There are two sets of requirements, those for security which consists of 6 control areas and those for privacy which consists of 13 control areas.

23 NYCRR 500

Also known as NYDFS is designed for those that are licensed through the State of New York’s Department of Financial Services (i.e., Financial Advisors, Broker-Dealers, RIAs, Banks, Insurance Companies, etc.).  There are a total of 16 control areas consisting of 45 controls.

We can help determine if you have an exemption and file your annual attestation.  It is important to note that even if you have an exemption, it only alleviates you from some of the controls, not all of them.


Designed to protect investors and ensure market integrity the Office of Compliance and Inspection (OCIE) oversees those operating within financial services (i.e., Investment Advisors, Broker-Dealers, etc.).  There are a total of 6 control areas consisting of 34 controls.

In addition to the requirements from the SEC you likely also have requirements from FINRA.  We are familiar with the FINRA exam process and have participated in several Cybersecurity sweeps and examinations.

vCISO Service

Many organizations find it extremely difficult to compete for cybersecurity talent let alone fund the compensation package for a full time Chief Information Security Officer (CISO).  A full time CISO with previous experience typically costs between $380 to $420k.

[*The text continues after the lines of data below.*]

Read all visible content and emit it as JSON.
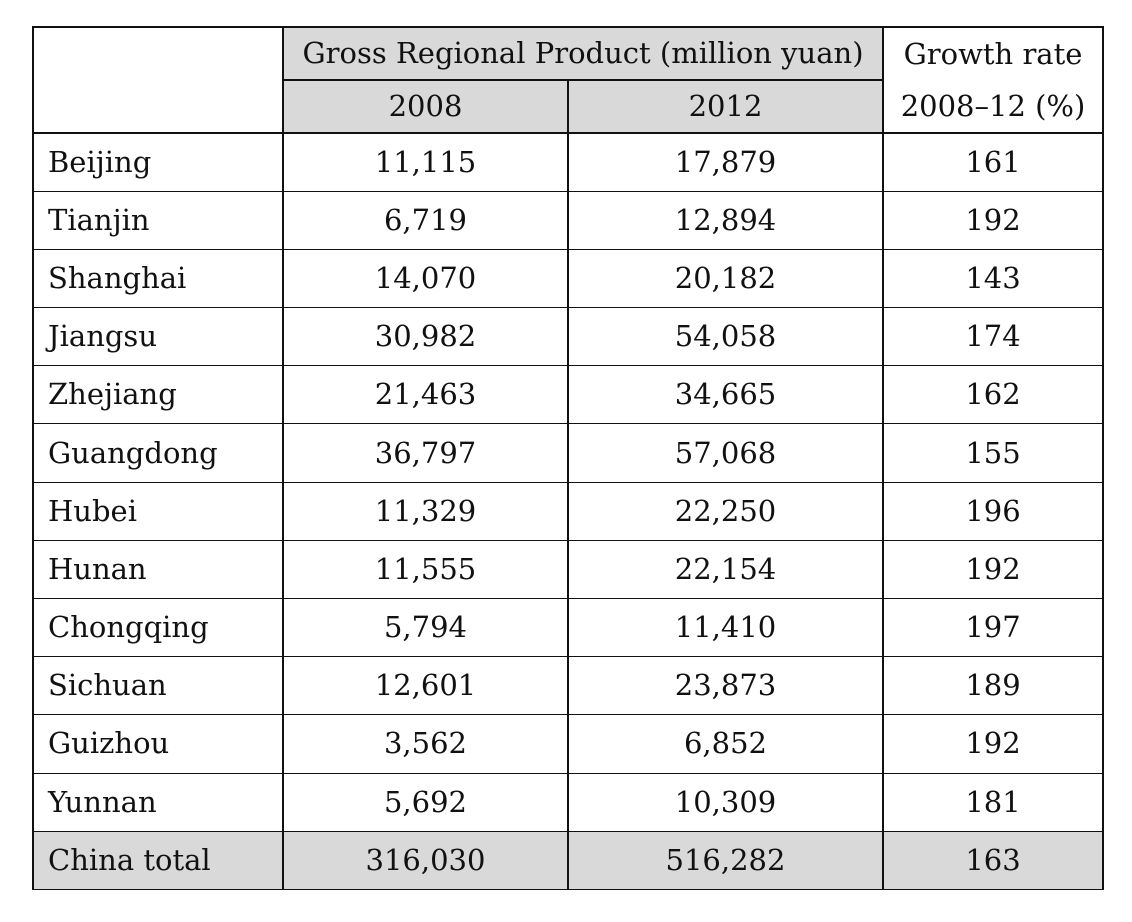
{
  "chart_data": {
    "type": "table",
    "header": {
      "corner": "",
      "group_label": "Gross Regional Product (million yuan)",
      "year_columns": [
        "2008",
        "2012"
      ],
      "growth_label_line1": "Growth rate",
      "growth_label_line2": "2008–12 (%)"
    },
    "rows": [
      {
        "region": "Beijing",
        "gdp_2008": "11,115",
        "gdp_2012": "17,879",
        "growth": "161"
      },
      {
        "region": "Tianjin",
        "gdp_2008": "6,719",
        "gdp_2012": "12,894",
        "growth": "192"
      },
      {
        "region": "Shanghai",
        "gdp_2008": "14,070",
        "gdp_2012": "20,182",
        "growth": "143"
      },
      {
        "region": "Jiangsu",
        "gdp_2008": "30,982",
        "gdp_2012": "54,058",
        "growth": "174"
      },
      {
        "region": "Zhejiang",
        "gdp_2008": "21,463",
        "gdp_2012": "34,665",
        "growth": "162"
      },
      {
        "region": "Guangdong",
        "gdp_2008": "36,797",
        "gdp_2012": "57,068",
        "growth": "155"
      },
      {
        "region": "Hubei",
        "gdp_2008": "11,329",
        "gdp_2012": "22,250",
        "growth": "196"
      },
      {
        "region": "Hunan",
        "gdp_2008": "11,555",
        "gdp_2012": "22,154",
        "growth": "192"
      },
      {
        "region": "Chongqing",
        "gdp_2008": "5,794",
        "gdp_2012": "11,410",
        "growth": "197"
      },
      {
        "region": "Sichuan",
        "gdp_2008": "12,601",
        "gdp_2012": "23,873",
        "growth": "189"
      },
      {
        "region": "Guizhou",
        "gdp_2008": "3,562",
        "gdp_2012": "6,852",
        "growth": "192"
      },
      {
        "region": "Yunnan",
        "gdp_2008": "5,692",
        "gdp_2012": "10,309",
        "growth": "181"
      }
    ],
    "total": {
      "region": "China total",
      "gdp_2008": "316,030",
      "gdp_2012": "516,282",
      "growth": "163"
    },
    "shaded_color": "#d9d9d9",
    "border_color": "#111111"
  }
}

This is why vCISO services are becoming more popular.  A vCISO is a highly qualified on-demand security practitioner that has built and managed a cybersecurity program within an organization while maintaining an executive level position.  These are seasoned individuals that know people, process, and technology and can navigate through the increasing number of cybersecurity regulations.

Regardless of your size, we have the right cybersecurity services for your organization.

Flexible Hours

Ability to allocate a bucket of hours on a monthly basis based on the needs of your business.

Seasoned Expert

Manage and/or mentor staff performing Information Security or compliance functions.

Incident Response Assistance

Someone in your corner to help navigate you through the process of an incident and what to expect.

Exam Support

Ability to help speak on behalf of your cybersecurity posture to regulatory bodies.

Questionnaire Support

Respond to vendor and partner questionnaires related to the state of cybersecurity for your business.

Executive Representation

Augments your existing leadership team with someone that is able to communicate cybersecurity risks.

Device Monitoring Service

Our device monitoring services is designed for Start-ups and Small Businesses that don’t have the resources to hire a full time IT staff nor have the time to setup a centralized approach to manage the devices but most importantly ensure they are monitored 24 hours a day, 7 days a week.

If you are a Mid-sized company looking for something similar reach out to H2Cyber as we have partners that handle our larger customers. 

AI Based Anti-virus

Powered by Cylance Protect’s Artificial Intelligence engine designed for malware prevention, memory protection, script control and device (USB) control.

Endpoint Detection & Response (EDR)

Coupled with Cylance Protect, Cylance Optics delivers the ability to proactively detect and automate response minimizing your attack surface.

Patch Management

Powered by Syxsense Manage your device will be continuously monitored to ensure they have the most recent security patches released by the vendor.

Vulnerability Scanning

Powered by Sysxense Secure your devices will be regularly scanned to identify weaknesses within the configuration of your device.

Security Operations Center

H2Cyber and Solutions Granted staff monitor your devices around the clock (24×7) to alert on critical items identified via Cylance and correlated within the aiSIEM.

Monthly Status Reports

Each month you will be provided a report on the health of your devices under management as it relates to both Cylance and Syxsense products.